Intel has unveiled details of its impending Thunderbolt 4 connection standard, which is slated to be built of top of the also upcoming USB4 specification.
The recently announced spec is not technically faster in terms of maximum speed – like Thunderbolt 3, Thunderbolt 4 supports a maximum speed of up to 40 Gbps. While Intel hasn’t introduced a significant upgrade in terms of specification, the technology giant is launching other improvements with the new standard, introducing multi-port hubs support, high video and data requirements.
Thunderbolt 4 computers will either need to support two 4K displays or one 8K display, along with up to 32 Gbps of PCIe data transfer speeds, which is double the earlier minimum requirements from Thunderbolt 3. Aside from that, the new standard will support Thunderbolt 4 docks and monitors with up to four Thunderbolt 4 ports, while Thunderbolt 3 devices offered a maximum of two ports.
On top of that, Intel will be integrating stricter hardware requirements that are likely to enhance overall Thunderbolt 4 laptops using experience. The new standard requires manufacturers of thin and light laptops, that require less than 100W of power for charging to offer USB-C charging based on Thunderbolt 4 on at least one port, and Thunderbolt 4 laptops will need to be able to be woken up from sleep mode using a mouse or keyboard that will be connected via a Thunderbolt dock.

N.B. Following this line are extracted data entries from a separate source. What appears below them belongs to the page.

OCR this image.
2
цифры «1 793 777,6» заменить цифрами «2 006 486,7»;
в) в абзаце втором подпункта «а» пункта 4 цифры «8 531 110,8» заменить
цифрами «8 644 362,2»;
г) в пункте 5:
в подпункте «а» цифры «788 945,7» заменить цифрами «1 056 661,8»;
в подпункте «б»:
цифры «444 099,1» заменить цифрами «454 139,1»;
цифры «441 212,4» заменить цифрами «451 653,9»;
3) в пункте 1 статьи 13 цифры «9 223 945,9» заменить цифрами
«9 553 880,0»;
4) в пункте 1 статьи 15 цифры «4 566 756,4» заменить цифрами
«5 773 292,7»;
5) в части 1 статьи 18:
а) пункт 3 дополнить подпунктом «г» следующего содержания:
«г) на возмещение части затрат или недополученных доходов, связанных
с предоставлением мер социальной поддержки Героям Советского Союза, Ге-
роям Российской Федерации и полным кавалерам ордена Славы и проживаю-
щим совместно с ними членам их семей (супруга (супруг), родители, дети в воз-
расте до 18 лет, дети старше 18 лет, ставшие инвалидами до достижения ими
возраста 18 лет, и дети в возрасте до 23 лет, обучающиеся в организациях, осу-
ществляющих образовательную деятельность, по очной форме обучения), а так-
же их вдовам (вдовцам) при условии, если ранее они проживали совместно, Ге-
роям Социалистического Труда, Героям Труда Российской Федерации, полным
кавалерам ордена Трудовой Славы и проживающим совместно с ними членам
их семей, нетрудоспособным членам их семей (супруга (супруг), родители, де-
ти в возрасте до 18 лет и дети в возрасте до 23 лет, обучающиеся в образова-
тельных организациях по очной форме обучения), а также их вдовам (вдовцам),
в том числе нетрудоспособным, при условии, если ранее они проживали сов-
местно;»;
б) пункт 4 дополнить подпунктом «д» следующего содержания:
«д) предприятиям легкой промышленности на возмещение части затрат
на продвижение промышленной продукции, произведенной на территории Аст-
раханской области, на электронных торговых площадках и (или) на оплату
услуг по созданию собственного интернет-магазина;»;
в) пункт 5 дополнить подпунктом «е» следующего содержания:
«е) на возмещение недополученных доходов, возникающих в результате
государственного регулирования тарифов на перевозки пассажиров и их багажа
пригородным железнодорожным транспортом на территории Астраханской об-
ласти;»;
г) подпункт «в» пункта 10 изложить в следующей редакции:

The overhauled specs come in the wake of USB-IF (USB Implementers Forum) gearing up to release the standard USB4 specification, which is expected to offer several previously-existing benefits (such as 40 Gbps transfer speed) of the Thunderbolt 3 standard to an open standard, that won’t charge you licensing fees. It is worth noting that Thunderbolt cables and accessories carry steeper price tags as compared to regular USB-C devices due to the higher hardware requirements. The first accessories and computers with Thunderbolt 4 ports are likely to hit the store shelves later this year.